The model is specifically refined for structured outputs, including XML formats and calling the functions. This makes it compatible with agent frameworks such as Openhands and adapted to tasks such as program navigation, changes in several stages and code search. He is licensed under Apache 2.0 and available both for research and commercial use.

Performance: Swe-Bench Results
Devstral Small 1.1 Waiting 53.6% On the reference verified Swe-Bench, which assesses the capacity of the model to generate correct fixes for real github problems. This represents a significant improvement compared to the previous version (1.0) and the place before other openly available models of comparable size. The results were obtained using the open scaffolding, which provides a standard test environment to assess code agents.
Although it is not at the level of the largest proprietary models, this version offers a balance between size, inference cost and reasoning performance which is practical for many coding tasks.
Deployment: Local inference and quantification
The model is released in several formats. The quantified GGUF versions are available for use with llama.cpp
,, vLLM
and LM Studio. These formats make it possible to execute locally on high memory GPUs (for example, RTX 4090) or Apple silicon machines with 32 GB of RAM or more. This is beneficial for developers or teams who prefer to operate without dependence on the accommodated APIs.
Mistral also makes the model available via their inference API. The current price is $ 0.10 per million entry tokens and $ 0.30 per million output tokens, the same as the other models in the Mistral-Small line.

Devstral Medium 2507: higher precision, API only
Devstral Medium 2507 is not open source and is only available via the Mistral API or through business deployment agreements. It offers the same length of context of 128K token as the small version but with higher performance.
Model scores 61.6% On verified Swe-Bench, outperforming several commercial models, including Gemini 2.5 Pro and GPT-4.1, in the same assessment framework. Its stronger reasoning capacity on long contexts makes it a candidate for the Code agents who operate in large monorepos or benchmarks with cross -dependencies.
API pricing is set at $ 0.40 per million entry tokens and $ 2 per million output tokens. The fine setting is available for business users via the Mistral platform.
Comparison and adjustment of the use case
Model | Swe-Bench checked | Open source | Input cost | Exit cost | Context duration |
---|---|---|---|---|---|
Devstral Small 1.1 | 53.6% | Yes | $ 0.10 / m | $ 0.30 / M | 128k tokens |
Devstral medium | 61.6% | No | $ 0.40 / M | $ 2.00 / m | 128k tokens |
Devstral Small is more suitable for local development, experimentation or integration into customer side development tools where control and efficiency are important. On the other hand, Devstral Medium offers stronger precision and consistency in the structured tasks of code publishing and is intended for production services which benefit from higher performance despite an increase in costs.
Integration with tools and agents
The two models are designed to support integration with code agent frameworks such as Openhands. The management of structured function calls and XML output formats allows them to integrate them into automated workflows for the generation of tests, the refactoring and fixing of bugs. This compatibility facilitates the connection of Devstral models to IDE plugins, version control robots and internal CI / CD pipelines.

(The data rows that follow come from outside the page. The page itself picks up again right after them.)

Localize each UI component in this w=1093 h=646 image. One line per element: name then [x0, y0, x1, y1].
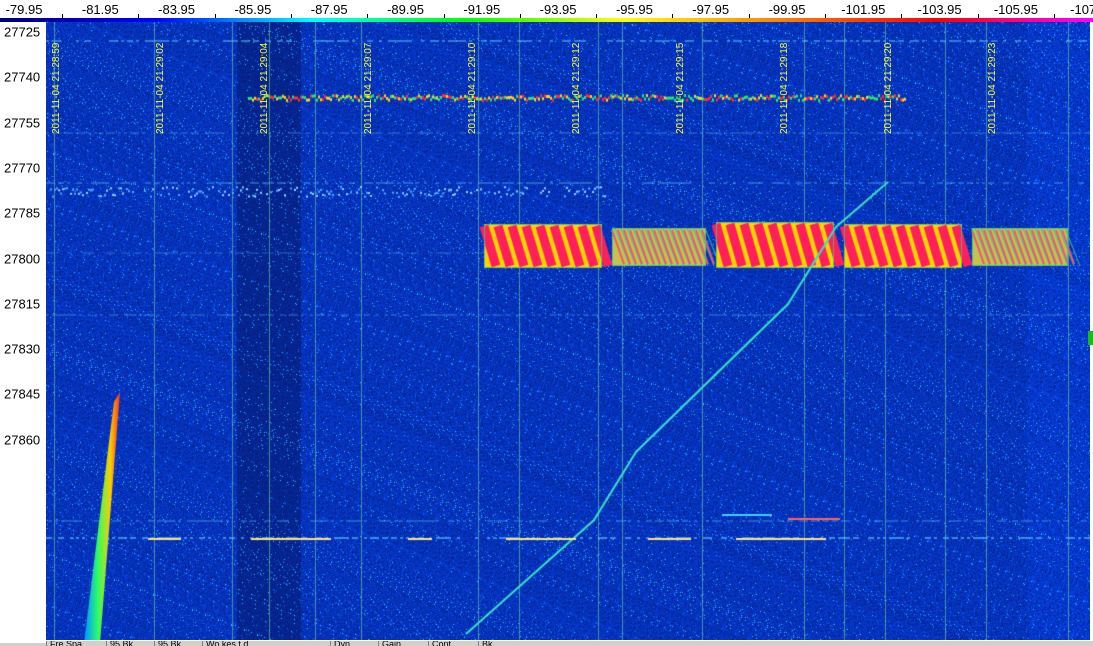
waterfall-canvas[interactable]: [46, 22, 1090, 643]
timestamp-label: 2011-11-04 21:29:12: [571, 42, 582, 134]
status-bar-item: 95 Bk: [154, 641, 181, 646]
frequency-axis: -79.95 -81.95 -83.95 -85.95 -87.95 -89.95 -91.…: [0, 0, 1093, 19]
y-tick-label: 27860: [4, 432, 41, 448]
timestamp-label: 2011-11-04 21:29:20: [883, 42, 894, 134]
status-bar-item: Wo kes t d: [202, 641, 248, 646]
y-axis: 27725 27740 27755 27770 27785 27800 27815 27830…: [0, 22, 47, 643]
y-tick-label: 27845: [4, 386, 41, 402]
timestamp-label: 2011-11-04 21:28:59: [51, 42, 62, 134]
frequency-tick-label: -99.95: [768, 2, 806, 17]
frequency-tick-label: -85.95: [234, 2, 272, 17]
y-tick-label: 27815: [4, 296, 41, 312]
status-bar-item: Bk: [478, 641, 493, 646]
y-tick-label: 27785: [4, 205, 41, 221]
status-bar-item: Cont: [428, 641, 451, 646]
frequency-tick-label: -81.95: [81, 2, 119, 17]
level-marker[interactable]: [1088, 331, 1093, 345]
status-bar: Fre Spa 95 Bk 95 Bk Wo kes t d Dyn Gain Cont Bk: [46, 640, 1093, 646]
frequency-tick-label: -83.95: [158, 2, 196, 17]
status-bar-item: Gain: [378, 641, 401, 646]
frequency-tick-label: -107.95: [1070, 2, 1093, 17]
y-tick-label: 27830: [4, 341, 41, 357]
timestamp-label: 2011-11-04 21:29:15: [675, 42, 686, 134]
frequency-tick-label: -89.95: [387, 2, 424, 17]
status-bar-item: Dyn: [330, 641, 350, 646]
status-bar-item: Fre Spa: [46, 641, 82, 646]
y-tick-label: 27755: [4, 115, 41, 131]
timestamp-label: 2011-11-04 21:29:23: [987, 42, 998, 134]
status-bar-item: 95 Bk: [106, 641, 133, 646]
timestamp-label: 2011-11-04 21:29:10: [467, 42, 478, 134]
y-tick-label: 27800: [4, 251, 41, 266]
timestamp-label: 2011-11-04 21:29:18: [779, 42, 790, 134]
frequency-tick-label: -95.95: [615, 2, 653, 17]
timestamp-label: 2011-11-04 21:29:07: [363, 42, 374, 134]
frequency-tick-label: -79.95: [5, 2, 43, 17]
frequency-tick-label: -105.95: [993, 2, 1038, 17]
waterfall-plot[interactable]: 2011-11-04 21:28:59 2011-11-04 21:29:02 20…: [46, 22, 1090, 643]
y-tick-label: 27770: [4, 160, 41, 176]
frequency-tick-label: -101.95: [841, 2, 886, 17]
y-tick-label: 27740: [4, 69, 41, 85]
frequency-tick-label: -97.95: [692, 2, 730, 17]
timestamp-label: 2011-11-04 21:29:04: [259, 42, 270, 134]
frequency-tick-label: -87.95: [310, 2, 348, 17]
y-tick-label: 27725: [4, 24, 41, 40]
frequency-tick-label: -91.95: [463, 2, 501, 17]
timestamp-label: 2011-11-04 21:29:02: [155, 42, 166, 134]
frequency-tick-label: -93.95: [539, 2, 577, 17]
frequency-tick-label: -103.95: [917, 2, 962, 17]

For example, developers can use Devstral Small for prototyping local workflows, while Devstral support can be used in production services that apply fixes or sorting traction requests according to model suggestions.
Conclusion
The Devstral 2507 version reflects a targeted update of the LLM battery focused on the Mistral code, offering users a lighter compromise between the cost of inference and the precision of the tasks. Devstral Small provides an accessible and open model with sufficient performance for many use cases, while the Devstral medium is aimed at applications where accuracy and reliability are essential.

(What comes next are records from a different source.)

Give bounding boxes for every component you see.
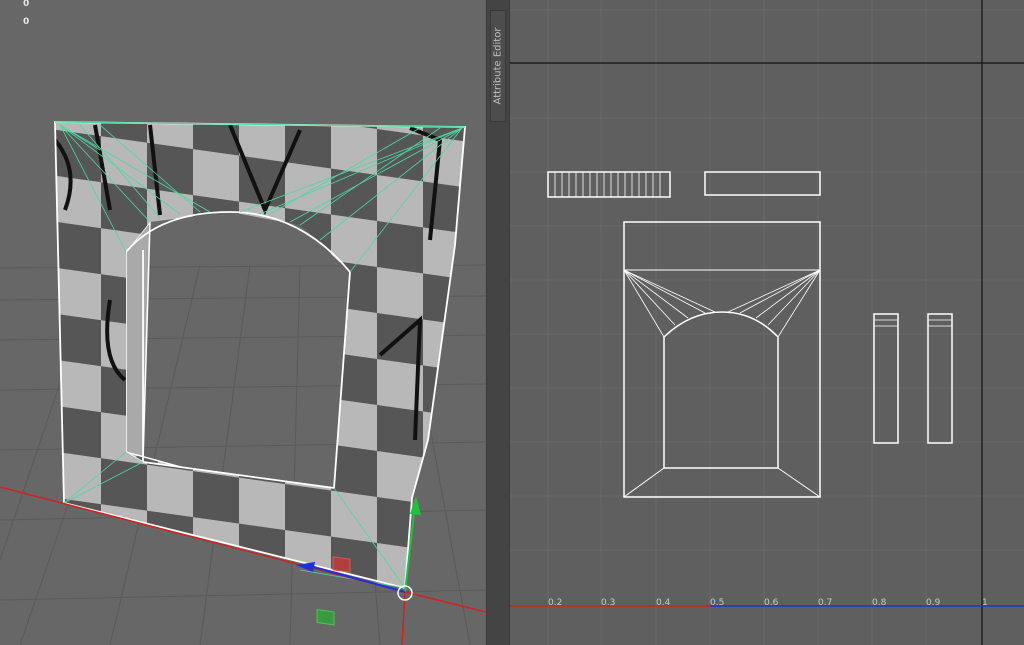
uv-shell-top-strip-right[interactable] [704, 171, 821, 196]
ruler-label: 1 [982, 598, 988, 608]
door-frame-mesh[interactable] [40, 110, 480, 600]
panel-divider[interactable]: Attribute Editor [486, 0, 510, 645]
uv-layout[interactable]: 0.2 0.3 0.4 0.5 0.6 0.7 0.8 0.9 1 [510, 0, 1024, 645]
hud-readout-2: 0 [23, 17, 30, 27]
uv-shell-front-face[interactable] [623, 221, 821, 498]
ruler-label: 0.8 [872, 598, 887, 608]
uv-grid [510, 0, 1024, 645]
ruler-label: 0.7 [818, 598, 832, 608]
attribute-editor-tab[interactable]: Attribute Editor [490, 10, 506, 122]
uv-editor-viewport[interactable]: 0.2 0.3 0.4 0.5 0.6 0.7 0.8 0.9 1 [510, 0, 1024, 645]
attribute-editor-tab-label: Attribute Editor [492, 27, 504, 105]
ruler-label: 0.2 [548, 598, 562, 608]
ruler-label: 0.4 [656, 598, 671, 608]
ruler-label: 0.3 [601, 598, 615, 608]
viewport-scene[interactable] [0, 0, 486, 645]
plane-handle-green[interactable] [316, 608, 335, 626]
uv-shell-top-strip-left[interactable] [547, 171, 671, 198]
uv-shell-side-right[interactable] [927, 313, 953, 444]
uv-shell-side-left[interactable] [873, 313, 899, 444]
ruler-label: 0.6 [764, 598, 779, 608]
3d-viewport[interactable]: 0 0 [0, 0, 486, 645]
plane-handle-red[interactable] [332, 556, 351, 573]
ruler-label: 0.5 [710, 598, 724, 608]
ruler-label: 0.9 [926, 598, 941, 608]
hud-readout-1: 0 [23, 0, 30, 9]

The availability of the two models under different deployment options makes them relevant at different stages of the software engineering workflow – of the experimental development of agents to deployment in commercial environments.
Discover the Technical details,, Devstral Small weight model at the embrace and Devstral Medium will also be available on Mistral code For business customers and on Finetuning API. All the merit of this research goes to researchers in this project. Also, don't hesitate to follow us TwitterAnd YouTube And don't forget to join our Subseubdredit 100k + ml and subscribe to Our newsletter.
Sana Hassan, consulting trainee at Marktechpost and double -degree student at Iit Madras, is passionate about the application of technology and AI to meet the challenges of the real world. With a great interest in solving practical problems, it brings a new perspective to the intersection of AI and real life solutions.